Hacks like Hubbard like to lump together Social Security, Medicare, and Medicaid into a single entity with the unpleasant name "entitlements," a word that conjures up images of demanding narcissists, and not the old and the sick. In fact, Social Security is a minor league problem, if it's a problem at all, next to health care finance. Even if the official projections are true, the Social Security problem, if it's a problem, represents a cost about one-third the Bush tax cuts if they were to be made permanent, as the president and many Republicans wish. Our rich were hardly suffering in 1999, and returning to those levels of taxation would be barely noticeable to most of us.

Medicare and Medicaid do, however, represent serious fiscal burdens—but they're subsets of our broader health-care financing crisis, and can't be fixed in isolation. The only approach to that that makes any sense is a single-payer national health insurance system, which is hardly in the cards—especially while the likes of Hubbard are jabbering about making competitive markets work in medicine.

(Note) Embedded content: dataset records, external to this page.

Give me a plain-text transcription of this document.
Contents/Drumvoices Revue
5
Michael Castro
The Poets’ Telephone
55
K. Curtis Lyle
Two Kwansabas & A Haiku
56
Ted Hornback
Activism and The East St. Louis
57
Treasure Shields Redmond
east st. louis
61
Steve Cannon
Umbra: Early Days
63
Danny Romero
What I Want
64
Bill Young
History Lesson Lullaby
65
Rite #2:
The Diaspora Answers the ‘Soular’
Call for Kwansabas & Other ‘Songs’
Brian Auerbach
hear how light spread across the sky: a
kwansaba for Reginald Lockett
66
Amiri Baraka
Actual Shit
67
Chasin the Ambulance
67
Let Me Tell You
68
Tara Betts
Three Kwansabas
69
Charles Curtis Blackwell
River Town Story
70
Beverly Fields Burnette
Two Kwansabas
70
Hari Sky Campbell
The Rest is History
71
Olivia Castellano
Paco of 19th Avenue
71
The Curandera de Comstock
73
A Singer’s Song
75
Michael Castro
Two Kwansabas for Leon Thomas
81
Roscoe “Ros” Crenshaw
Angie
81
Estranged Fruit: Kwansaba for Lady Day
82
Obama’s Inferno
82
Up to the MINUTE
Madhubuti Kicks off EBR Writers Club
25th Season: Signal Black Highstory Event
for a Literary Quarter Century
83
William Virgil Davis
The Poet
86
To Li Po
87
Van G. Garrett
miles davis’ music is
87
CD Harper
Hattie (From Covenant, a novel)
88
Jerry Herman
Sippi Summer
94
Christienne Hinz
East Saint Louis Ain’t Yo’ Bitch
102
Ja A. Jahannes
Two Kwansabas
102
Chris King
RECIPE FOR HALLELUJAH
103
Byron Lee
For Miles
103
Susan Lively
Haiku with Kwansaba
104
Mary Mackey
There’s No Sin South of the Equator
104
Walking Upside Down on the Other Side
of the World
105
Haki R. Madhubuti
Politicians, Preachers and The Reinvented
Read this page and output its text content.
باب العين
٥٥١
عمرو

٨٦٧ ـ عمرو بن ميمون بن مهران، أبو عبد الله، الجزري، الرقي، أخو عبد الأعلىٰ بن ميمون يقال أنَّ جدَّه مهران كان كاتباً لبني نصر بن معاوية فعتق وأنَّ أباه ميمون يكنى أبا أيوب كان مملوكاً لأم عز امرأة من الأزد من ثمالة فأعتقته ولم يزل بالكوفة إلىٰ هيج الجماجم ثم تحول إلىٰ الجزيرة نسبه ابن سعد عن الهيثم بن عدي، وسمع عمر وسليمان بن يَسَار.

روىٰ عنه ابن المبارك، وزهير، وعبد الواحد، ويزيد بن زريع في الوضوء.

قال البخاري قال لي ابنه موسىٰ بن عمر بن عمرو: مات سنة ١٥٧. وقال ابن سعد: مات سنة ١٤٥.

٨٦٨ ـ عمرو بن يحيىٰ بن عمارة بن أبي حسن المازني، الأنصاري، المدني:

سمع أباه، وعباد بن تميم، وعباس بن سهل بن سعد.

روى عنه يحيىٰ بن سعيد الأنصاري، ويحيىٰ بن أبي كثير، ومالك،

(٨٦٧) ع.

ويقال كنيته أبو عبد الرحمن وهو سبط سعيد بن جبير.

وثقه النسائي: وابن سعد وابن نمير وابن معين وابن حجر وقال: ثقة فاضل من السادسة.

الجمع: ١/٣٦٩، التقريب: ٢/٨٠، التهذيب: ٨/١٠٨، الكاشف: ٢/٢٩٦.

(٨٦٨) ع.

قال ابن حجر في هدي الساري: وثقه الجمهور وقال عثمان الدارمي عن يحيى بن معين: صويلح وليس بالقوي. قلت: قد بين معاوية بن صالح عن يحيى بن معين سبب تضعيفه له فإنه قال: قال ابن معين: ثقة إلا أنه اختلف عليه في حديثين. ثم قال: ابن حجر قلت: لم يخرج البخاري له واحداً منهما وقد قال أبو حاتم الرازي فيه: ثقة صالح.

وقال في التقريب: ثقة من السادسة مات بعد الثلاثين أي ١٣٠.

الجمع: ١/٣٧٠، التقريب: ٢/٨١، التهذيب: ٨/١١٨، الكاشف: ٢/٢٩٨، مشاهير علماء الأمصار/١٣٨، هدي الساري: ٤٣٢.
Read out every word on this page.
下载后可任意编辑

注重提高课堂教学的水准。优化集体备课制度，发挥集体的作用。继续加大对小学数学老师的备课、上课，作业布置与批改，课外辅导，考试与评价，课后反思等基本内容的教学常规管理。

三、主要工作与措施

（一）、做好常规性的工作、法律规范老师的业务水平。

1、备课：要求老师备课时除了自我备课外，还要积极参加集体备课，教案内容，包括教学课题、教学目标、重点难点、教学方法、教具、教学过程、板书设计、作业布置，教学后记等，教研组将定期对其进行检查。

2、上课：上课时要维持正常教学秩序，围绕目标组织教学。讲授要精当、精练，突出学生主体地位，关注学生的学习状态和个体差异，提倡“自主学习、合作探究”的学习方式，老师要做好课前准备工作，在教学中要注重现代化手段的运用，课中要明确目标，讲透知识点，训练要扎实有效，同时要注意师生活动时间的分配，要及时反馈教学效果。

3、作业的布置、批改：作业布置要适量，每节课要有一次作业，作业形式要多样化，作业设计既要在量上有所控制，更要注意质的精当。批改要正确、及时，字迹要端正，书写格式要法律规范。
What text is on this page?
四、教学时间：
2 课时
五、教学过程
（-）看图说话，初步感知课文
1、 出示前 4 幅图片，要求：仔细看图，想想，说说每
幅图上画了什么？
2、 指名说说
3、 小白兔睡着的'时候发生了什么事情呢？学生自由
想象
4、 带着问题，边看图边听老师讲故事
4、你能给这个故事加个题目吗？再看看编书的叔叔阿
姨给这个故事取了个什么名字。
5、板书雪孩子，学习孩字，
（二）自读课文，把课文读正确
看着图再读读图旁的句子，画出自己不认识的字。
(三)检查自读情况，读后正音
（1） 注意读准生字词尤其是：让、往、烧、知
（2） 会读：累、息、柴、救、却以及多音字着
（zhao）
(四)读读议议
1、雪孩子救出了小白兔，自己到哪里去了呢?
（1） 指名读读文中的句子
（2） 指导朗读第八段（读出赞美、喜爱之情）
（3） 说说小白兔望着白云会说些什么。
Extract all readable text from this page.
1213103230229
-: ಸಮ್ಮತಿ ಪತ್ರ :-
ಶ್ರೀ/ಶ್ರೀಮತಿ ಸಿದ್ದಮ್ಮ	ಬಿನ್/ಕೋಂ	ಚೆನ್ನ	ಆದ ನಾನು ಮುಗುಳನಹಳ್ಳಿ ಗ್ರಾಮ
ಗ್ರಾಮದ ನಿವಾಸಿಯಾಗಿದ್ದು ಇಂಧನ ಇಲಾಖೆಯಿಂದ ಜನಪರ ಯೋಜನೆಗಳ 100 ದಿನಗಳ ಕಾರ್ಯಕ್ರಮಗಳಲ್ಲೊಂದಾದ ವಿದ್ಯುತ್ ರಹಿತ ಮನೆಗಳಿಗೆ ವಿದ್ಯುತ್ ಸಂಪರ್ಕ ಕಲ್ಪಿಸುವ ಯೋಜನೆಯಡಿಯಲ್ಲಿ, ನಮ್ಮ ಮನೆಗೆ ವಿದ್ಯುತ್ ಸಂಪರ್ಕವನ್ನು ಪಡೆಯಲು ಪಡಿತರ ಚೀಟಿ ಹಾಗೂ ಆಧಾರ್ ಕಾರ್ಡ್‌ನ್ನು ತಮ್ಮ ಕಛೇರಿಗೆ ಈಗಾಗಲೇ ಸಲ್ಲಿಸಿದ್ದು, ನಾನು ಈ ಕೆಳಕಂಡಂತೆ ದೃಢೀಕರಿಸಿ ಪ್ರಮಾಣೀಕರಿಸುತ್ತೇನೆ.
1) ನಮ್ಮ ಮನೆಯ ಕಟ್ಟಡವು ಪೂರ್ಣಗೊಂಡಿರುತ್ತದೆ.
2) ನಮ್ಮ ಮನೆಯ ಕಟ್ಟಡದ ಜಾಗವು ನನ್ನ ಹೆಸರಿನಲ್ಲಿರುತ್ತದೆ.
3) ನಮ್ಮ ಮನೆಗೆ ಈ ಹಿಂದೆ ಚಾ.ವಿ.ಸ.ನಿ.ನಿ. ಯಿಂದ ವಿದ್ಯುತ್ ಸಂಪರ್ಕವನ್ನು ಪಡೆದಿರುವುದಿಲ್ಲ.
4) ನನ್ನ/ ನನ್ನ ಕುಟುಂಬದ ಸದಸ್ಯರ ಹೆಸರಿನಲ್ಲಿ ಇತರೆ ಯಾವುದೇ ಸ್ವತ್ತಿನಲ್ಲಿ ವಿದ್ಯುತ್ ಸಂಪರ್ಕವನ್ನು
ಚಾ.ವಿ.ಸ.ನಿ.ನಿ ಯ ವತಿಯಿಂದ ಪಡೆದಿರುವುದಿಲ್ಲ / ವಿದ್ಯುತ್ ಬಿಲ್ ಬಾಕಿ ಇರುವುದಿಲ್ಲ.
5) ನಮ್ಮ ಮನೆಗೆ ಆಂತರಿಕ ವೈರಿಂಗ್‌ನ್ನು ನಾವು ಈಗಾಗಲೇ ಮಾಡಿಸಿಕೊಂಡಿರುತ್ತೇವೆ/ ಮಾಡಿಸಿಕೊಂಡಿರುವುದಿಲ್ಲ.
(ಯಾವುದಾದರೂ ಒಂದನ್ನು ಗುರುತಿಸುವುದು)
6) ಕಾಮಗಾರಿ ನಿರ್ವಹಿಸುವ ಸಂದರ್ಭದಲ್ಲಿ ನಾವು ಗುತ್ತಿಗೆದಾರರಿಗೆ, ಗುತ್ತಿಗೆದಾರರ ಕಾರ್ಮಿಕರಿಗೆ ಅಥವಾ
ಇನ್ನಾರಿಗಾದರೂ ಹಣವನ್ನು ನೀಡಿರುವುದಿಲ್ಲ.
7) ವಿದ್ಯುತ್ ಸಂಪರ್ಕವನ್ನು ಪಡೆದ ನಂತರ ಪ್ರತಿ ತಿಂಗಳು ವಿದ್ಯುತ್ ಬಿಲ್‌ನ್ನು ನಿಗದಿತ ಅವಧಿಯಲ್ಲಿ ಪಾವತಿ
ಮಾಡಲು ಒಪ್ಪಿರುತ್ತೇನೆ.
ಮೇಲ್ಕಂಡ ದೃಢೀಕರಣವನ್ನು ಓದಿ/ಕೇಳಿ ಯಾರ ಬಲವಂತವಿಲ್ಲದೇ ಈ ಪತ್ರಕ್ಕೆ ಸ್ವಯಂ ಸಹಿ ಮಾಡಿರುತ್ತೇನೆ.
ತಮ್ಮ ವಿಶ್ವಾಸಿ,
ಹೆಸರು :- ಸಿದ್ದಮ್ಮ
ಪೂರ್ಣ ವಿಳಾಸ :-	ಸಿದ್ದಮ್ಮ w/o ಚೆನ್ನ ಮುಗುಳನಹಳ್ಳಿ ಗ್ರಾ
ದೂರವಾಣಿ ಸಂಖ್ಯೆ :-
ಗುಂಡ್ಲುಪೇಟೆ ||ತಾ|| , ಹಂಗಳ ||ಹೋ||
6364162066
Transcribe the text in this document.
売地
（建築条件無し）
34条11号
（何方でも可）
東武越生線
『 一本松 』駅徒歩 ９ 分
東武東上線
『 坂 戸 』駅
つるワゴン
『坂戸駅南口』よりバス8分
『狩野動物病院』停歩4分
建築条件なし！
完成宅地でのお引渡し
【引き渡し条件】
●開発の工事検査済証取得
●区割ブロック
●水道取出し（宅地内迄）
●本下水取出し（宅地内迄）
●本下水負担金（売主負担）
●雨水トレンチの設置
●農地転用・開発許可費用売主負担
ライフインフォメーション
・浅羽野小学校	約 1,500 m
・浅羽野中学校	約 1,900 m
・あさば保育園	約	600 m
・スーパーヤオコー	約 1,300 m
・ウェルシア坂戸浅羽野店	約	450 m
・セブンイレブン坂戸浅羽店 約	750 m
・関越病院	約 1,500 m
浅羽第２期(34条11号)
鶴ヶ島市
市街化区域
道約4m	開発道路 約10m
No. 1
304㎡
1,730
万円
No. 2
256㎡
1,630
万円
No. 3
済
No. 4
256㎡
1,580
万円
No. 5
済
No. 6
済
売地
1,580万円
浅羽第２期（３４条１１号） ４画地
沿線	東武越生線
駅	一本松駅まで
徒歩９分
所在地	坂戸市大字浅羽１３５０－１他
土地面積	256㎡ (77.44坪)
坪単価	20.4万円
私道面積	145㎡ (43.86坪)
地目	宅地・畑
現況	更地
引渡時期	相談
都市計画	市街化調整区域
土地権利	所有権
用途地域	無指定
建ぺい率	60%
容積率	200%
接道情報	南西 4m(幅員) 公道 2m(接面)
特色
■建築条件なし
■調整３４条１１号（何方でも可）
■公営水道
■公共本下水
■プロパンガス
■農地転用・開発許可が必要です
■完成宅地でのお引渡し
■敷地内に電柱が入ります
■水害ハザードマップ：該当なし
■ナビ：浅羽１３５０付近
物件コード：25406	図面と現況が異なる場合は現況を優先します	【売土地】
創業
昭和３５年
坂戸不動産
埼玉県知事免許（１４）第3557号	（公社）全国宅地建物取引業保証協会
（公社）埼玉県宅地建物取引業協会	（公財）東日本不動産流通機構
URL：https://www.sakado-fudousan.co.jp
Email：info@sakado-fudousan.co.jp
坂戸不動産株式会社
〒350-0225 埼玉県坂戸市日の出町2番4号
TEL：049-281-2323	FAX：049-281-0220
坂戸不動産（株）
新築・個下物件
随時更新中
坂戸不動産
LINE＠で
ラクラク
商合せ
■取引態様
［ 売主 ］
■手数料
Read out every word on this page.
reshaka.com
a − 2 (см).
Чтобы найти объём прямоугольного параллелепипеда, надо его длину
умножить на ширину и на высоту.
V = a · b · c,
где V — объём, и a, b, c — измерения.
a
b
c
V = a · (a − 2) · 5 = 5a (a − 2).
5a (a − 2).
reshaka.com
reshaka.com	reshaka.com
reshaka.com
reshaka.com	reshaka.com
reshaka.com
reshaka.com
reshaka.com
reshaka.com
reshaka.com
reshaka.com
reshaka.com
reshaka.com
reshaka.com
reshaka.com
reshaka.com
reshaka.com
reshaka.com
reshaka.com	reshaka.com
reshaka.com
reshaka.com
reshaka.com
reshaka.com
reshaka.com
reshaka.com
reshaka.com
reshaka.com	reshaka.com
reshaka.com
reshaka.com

Single-payer seems like an impossible dream right now, when we're busily trying to preserve the social gains of the 1930s (though if the polls are to be believed, it wouldn't be all that hard a sell to the broad public). But it's been encouraging to see the president's privatization scheme run into serious trouble, not only with public opinion, but also in some corners of elite opinion and even among Republicans in Congress. The privatizers are not going to give up easily, however; Wall Street stands to make too much money on a privatized system, and rightwingers stand to make too many ideological points just to roll over. Now's not the time to concede anything. Social Security's fine, and will be for decades. If it needs a "fix," it won't be for 30 or 40 years. It's urgent to save the system—not only for the material well-being of the elderly, but to preserve some of our last notions of social solidarity against the I–me–mine ethic of the marketizers. And for once, the task doesn't look hopeless.